September 28, 2017

American Enterprise Institute spokesman Michael Strain tangled with Jared Bernstein over the proposed tax cuts, and it did not go well at all for him. In the end, he ended up agreeing with Bernstein and ceding every point, including his claim that cutting corporate taxes would somehow magically create jobs.

Ali Velshi led off the round by challenging the claim that there is any "line, crooked, straight, dotted, dashed" between what you can do with the tax code that directly results in hiring more people, and from there we were off to the races.

With scholarly aplomb, Strain deflected like a master, saying, "The question is whether or not over time certainly including time periods outside the ten-year budget window over the next 10, 15, 20 years. a lower statutory corporate tax rate and a lower statutory tax rate on pass through businesses increases the incentives for businesses to invest in the United States to grow or even to form if the first place and whether that in turn increases hiring."

Raise your hand if you wanted to hurl something at the screen while listening to that. Jared Bernstein certainly did, and he cut through all of the huffy-puffing.

"I've got to cut through this and get to the nub of it," Bernstein interrupted. "Our corporations are more profitable than they've ever been. "

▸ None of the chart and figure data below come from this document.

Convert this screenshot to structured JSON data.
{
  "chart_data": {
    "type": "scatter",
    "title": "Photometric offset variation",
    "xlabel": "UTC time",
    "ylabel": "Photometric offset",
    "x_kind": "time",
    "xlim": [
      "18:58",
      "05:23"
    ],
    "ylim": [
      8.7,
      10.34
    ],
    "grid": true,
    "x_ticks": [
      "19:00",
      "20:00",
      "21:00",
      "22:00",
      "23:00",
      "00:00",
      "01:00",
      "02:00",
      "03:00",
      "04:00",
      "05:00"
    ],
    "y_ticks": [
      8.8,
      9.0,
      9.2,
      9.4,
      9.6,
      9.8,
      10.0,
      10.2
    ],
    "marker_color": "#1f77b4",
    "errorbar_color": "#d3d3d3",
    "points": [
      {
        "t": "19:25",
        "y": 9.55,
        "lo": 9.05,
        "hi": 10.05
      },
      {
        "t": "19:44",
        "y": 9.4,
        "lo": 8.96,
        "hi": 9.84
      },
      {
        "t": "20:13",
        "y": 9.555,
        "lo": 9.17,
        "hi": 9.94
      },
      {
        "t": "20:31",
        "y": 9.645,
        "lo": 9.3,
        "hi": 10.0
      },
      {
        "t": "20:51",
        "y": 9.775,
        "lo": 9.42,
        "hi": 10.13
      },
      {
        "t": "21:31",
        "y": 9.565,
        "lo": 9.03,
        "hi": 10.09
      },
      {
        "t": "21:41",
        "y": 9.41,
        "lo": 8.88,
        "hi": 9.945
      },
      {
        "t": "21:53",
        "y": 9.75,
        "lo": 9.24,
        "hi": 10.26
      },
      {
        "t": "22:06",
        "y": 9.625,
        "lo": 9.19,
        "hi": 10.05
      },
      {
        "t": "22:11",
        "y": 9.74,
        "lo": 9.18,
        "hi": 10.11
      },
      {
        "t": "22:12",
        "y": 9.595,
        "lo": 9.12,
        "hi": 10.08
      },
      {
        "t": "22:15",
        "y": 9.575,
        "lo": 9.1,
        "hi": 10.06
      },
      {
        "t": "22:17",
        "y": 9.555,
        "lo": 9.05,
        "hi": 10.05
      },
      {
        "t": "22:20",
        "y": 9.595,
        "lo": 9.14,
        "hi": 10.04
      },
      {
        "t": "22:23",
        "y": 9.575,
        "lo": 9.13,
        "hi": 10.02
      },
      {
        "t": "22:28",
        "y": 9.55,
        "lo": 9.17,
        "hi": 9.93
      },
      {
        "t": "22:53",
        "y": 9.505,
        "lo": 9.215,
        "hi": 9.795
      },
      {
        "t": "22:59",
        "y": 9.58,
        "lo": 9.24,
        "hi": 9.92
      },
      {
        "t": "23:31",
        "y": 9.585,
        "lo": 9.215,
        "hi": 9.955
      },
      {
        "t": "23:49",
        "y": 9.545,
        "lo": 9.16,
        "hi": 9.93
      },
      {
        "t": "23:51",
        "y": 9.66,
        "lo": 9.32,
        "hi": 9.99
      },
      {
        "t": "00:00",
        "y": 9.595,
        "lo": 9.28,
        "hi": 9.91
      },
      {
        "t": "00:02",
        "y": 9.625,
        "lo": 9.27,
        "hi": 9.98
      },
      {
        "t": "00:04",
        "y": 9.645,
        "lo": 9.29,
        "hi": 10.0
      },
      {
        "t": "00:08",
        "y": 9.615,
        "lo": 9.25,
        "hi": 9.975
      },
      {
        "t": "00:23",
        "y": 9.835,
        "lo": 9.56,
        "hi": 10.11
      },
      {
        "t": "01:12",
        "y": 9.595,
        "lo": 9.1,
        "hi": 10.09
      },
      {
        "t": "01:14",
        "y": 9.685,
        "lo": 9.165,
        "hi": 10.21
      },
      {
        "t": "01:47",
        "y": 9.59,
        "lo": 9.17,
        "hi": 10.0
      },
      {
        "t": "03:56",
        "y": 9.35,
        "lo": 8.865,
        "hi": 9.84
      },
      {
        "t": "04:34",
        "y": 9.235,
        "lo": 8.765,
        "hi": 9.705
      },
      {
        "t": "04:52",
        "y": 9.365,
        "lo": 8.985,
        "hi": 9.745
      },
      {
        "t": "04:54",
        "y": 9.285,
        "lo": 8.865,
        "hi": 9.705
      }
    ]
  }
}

"They're literally sitting on over $2 trillion of retained earnings. That's cash on hand. if they wanted to invest it, they could. if they wanted to borrow more, they could. at very cheap rates," he continued. "So this idea that you somehow have to bribe our corporations into investing more by cutting their rates further when they're already crushing it, it just doesn't seem to match the set of economic facts about how well the corporate sector is performing already. "

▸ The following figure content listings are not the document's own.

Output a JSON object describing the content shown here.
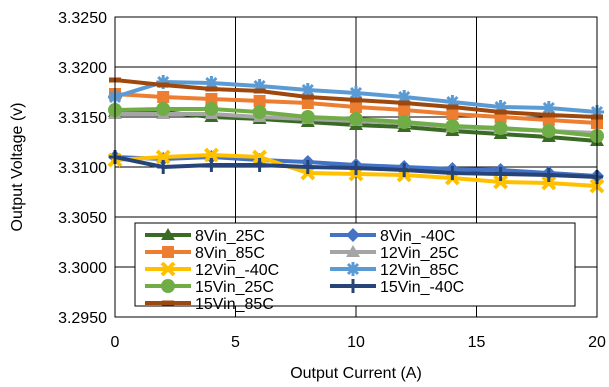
{
  "chart_data": {
    "type": "line",
    "title": "",
    "xlabel": "Output Current (A)",
    "ylabel": "Output Voltage (v)",
    "xlim": [
      0,
      20
    ],
    "ylim": [
      3.295,
      3.325
    ],
    "grid": true,
    "legend_position": "bottom-inside",
    "x_ticks": [
      "0",
      "5",
      "10",
      "15",
      "20"
    ],
    "y_ticks": [
      "3.2950",
      "3.3000",
      "3.3050",
      "3.3100",
      "3.3150",
      "3.3200",
      "3.3250"
    ],
    "x": [
      0,
      2,
      4,
      6,
      8,
      10,
      12,
      14,
      16,
      18,
      20
    ],
    "series": [
      {
        "name": "8Vin_25C",
        "color": "#3a6b24",
        "marker": "triangle",
        "values": [
          3.3155,
          3.3155,
          3.315,
          3.3148,
          3.3145,
          3.3142,
          3.314,
          3.3136,
          3.3133,
          3.313,
          3.3126
        ]
      },
      {
        "name": "8Vin_-40C",
        "color": "#4472c4",
        "marker": "diamond",
        "values": [
          3.311,
          3.3108,
          3.311,
          3.3107,
          3.3105,
          3.3102,
          3.31,
          3.3098,
          3.3097,
          3.3094,
          3.3091
        ]
      },
      {
        "name": "8Vin_85C",
        "color": "#ed7d31",
        "marker": "square",
        "values": [
          3.3173,
          3.317,
          3.3168,
          3.3166,
          3.3164,
          3.316,
          3.3157,
          3.3153,
          3.315,
          3.3147,
          3.3144
        ]
      },
      {
        "name": "12Vin_25C",
        "color": "#a5a5a5",
        "marker": "triangle",
        "values": [
          3.3153,
          3.3153,
          3.3153,
          3.315,
          3.3148,
          3.3146,
          3.3144,
          3.314,
          3.3138,
          3.3136,
          3.3134
        ]
      },
      {
        "name": "12Vin_-40C",
        "color": "#ffc000",
        "marker": "x",
        "values": [
          3.3107,
          3.311,
          3.3112,
          3.311,
          3.3094,
          3.3093,
          3.3092,
          3.3089,
          3.3085,
          3.3084,
          3.3081
        ]
      },
      {
        "name": "12Vin_85C",
        "color": "#5b9bd5",
        "marker": "star",
        "values": [
          3.317,
          3.3185,
          3.3184,
          3.3181,
          3.3177,
          3.3174,
          3.317,
          3.3165,
          3.316,
          3.3159,
          3.3155
        ]
      },
      {
        "name": "15Vin_25C",
        "color": "#70ad47",
        "marker": "circle",
        "values": [
          3.3157,
          3.3158,
          3.3158,
          3.3155,
          3.315,
          3.3148,
          3.3145,
          3.3141,
          3.3139,
          3.3136,
          3.3131
        ]
      },
      {
        "name": "15Vin_-40C",
        "color": "#264478",
        "marker": "plus",
        "values": [
          3.311,
          3.31,
          3.3102,
          3.3102,
          3.31,
          3.3099,
          3.3097,
          3.3094,
          3.3093,
          3.3092,
          3.309
        ]
      },
      {
        "name": "15Vin_85C",
        "color": "#9e480e",
        "marker": "dash",
        "values": [
          3.3187,
          3.3182,
          3.3178,
          3.3176,
          3.317,
          3.3167,
          3.3164,
          3.316,
          3.3155,
          3.3152,
          3.315
        ]
      }
    ]
  }
}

Strain tried to argue that even if that's all true today (and it is), it might not be true 30 years from now. What? You mean Reaganomics are just short-term hocus-pocus nonsense disguised as tax bonuses for millionaires and billionaires? Say it isn't so!

And then he had the nerve to say we've benefited from that dog of a "tax reform" bill. but that it was high time for corporations to have MORE. MORE.

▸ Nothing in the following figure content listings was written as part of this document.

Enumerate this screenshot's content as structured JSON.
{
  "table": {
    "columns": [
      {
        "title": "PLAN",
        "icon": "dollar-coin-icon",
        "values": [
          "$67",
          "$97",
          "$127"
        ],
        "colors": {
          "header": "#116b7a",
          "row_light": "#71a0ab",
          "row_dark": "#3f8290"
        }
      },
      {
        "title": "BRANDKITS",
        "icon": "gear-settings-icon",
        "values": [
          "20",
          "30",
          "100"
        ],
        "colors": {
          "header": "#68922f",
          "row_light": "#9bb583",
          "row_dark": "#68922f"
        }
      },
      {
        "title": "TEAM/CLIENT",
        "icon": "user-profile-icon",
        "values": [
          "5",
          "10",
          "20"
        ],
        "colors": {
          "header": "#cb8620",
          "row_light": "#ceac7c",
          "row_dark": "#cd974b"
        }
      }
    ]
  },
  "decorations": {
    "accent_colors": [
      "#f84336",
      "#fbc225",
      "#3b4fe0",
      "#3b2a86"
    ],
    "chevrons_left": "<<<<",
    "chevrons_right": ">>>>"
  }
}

Watch Jared Bernstein's face as Strain says that. He can barely contain himself. Neither could I. Basically, the AEI guy is admitting Bernstein is 100 percent correct about everything, but we need to give corporations MORE.

Stephanie Ruhle then reminded Strain that the types of businesses that are growing matter too. As she pointed out, automation is taking over a lot of what people used to do. Manufacturing isn't coming back to the United States.

Jared Bernstein then tied everything up in a bow so neat Michael Strain couldn't even argue with him. While agreeing that the top corporate tax rate could come down as part of a larger, true reform package, he also reminded everyone that President Obama had proposed that very thing.

"However, that's not what we're talking about here. We're not talking about tax reform," he reminded. "We're talking about tax cuts...We're talking about tax cuts that redound to those at the top of the scale."

Bernstein continued, "You're simply not going to help them if you cut taxes, I think massively at the top of the scale at the same time you're adding over $2 trillion to the deficit undermining your ability to invest in programs that i know Michael and I both share -- training, apprenticeships, boosting the earned income credit. the things that help middle income people."

"The corporate sector isn't hurting now. I don't expect it to be hurting "x" years from now. Yet I know who is hurting and I know who needs help and I know they don't get it in this plan," he concluded.